Odoardo, Venezia, Albrizzi, 1698

 SCENA VII
 
 METILDE, ADOLFO e poi ENRICO
 
 ADOLFO
 (Che sarà mai?)
 METILDE
                                 Si vince amor ch’è fiacco;
 ma nel cuor di Metilde ad espugnarsi
 facil non è.
 ENRICO
                       Consorte.
 METILDE
                                           O numi! Enrico...
1000Traveggon gli occhi?
 ENRICO
                                        Io son Enrico, io vivo.
 Ti rassicura.
 METILDE
                          (O me infelice!) (Non lo miri)
 ENRICO
                                                          Il guardo
 volgi a me. Che paventi?
 METILDE
 Lasciami.
 ENRICO
                     Ch’io ti lasci?
 Perché?
 METILDE
                  Lo sa quest’alma.
 ENRICO
1005A che mi sdegni?
 METILDE
                                   (O fede! O amor!)
 ENRICO
                                                                      Metilde.
 METILDE
 Son gli occhi miei di rimirarti indegni. (Si volge a lui ed abbassa gli occhi)
 ENRICO
 Sposa leal, le tue ripulse ancora
 mi son pegno di fede. Il fier tiranno
 so che tentò... Ma ti consola, o cara.
1010Nulla ottenne l’iniquo
 né rea tu sei di sue lascivie. Onore
 illeso è in te, se fu pudico il cuore.
 METILDE
 (Più non è tal, colpa d’ingiusto amore).

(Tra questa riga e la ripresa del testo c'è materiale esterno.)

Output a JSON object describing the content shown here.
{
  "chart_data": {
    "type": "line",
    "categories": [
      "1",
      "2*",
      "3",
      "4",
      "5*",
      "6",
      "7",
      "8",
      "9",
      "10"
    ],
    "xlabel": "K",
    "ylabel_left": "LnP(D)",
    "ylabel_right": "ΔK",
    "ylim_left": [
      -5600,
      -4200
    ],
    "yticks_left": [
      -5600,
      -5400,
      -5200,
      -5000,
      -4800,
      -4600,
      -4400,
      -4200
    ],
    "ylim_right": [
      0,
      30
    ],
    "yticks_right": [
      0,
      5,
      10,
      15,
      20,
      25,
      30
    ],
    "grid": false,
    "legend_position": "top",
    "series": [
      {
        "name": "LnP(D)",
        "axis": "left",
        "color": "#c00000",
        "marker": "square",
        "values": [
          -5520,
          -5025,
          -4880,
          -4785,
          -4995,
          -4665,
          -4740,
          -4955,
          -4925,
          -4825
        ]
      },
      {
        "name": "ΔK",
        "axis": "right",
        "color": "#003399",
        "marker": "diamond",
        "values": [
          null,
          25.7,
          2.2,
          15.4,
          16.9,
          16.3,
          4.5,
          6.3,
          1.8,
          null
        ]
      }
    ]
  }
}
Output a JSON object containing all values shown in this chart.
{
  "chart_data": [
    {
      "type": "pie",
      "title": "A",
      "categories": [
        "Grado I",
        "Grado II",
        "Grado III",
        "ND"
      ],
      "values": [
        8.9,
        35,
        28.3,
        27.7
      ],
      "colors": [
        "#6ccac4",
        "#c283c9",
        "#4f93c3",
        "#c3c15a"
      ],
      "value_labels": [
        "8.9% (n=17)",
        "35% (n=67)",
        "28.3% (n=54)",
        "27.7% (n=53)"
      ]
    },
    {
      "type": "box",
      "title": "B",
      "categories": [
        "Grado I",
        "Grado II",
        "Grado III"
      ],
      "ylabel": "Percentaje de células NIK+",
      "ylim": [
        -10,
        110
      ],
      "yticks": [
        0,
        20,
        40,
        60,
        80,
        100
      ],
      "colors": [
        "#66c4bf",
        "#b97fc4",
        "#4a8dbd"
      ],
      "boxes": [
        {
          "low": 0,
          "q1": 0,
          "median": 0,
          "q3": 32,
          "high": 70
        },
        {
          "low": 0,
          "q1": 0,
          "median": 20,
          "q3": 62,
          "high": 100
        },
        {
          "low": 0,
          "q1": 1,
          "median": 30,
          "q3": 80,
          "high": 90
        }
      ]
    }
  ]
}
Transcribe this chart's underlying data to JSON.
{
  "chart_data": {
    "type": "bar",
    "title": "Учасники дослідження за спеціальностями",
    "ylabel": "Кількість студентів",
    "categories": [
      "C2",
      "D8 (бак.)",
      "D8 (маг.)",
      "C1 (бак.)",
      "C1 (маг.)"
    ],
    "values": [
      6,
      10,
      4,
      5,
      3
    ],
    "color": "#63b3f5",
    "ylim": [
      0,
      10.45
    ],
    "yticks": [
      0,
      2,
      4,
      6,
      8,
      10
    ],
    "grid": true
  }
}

 Ah Enrico! (Alzando gli occhi languidamente su Enrico; poi torni ad abbassarli)
 ENRICO
                        Eh, lascia il vano
1015Timor. Vinci i rimorsi.
 Tempo è d’oprar, non di lagnarsi. Estinto
 per te cada il tiran, ne la cui vita
 a te vollero i numi
 la gloria riserbar de la vendetta.
 METILDE
1020(Vive anco il re?)
 ENRICO
                                   Non lice
 tardar, si può perir. Vanne e l’affretta.
 
    Mio ben vezzoso,
 da’ pace al regno
 ma prima al cuor.
 
1025   Ei contro a l’empio
 sia tutto sdegno,
 verso al tuo sposo
 sia tutto amor.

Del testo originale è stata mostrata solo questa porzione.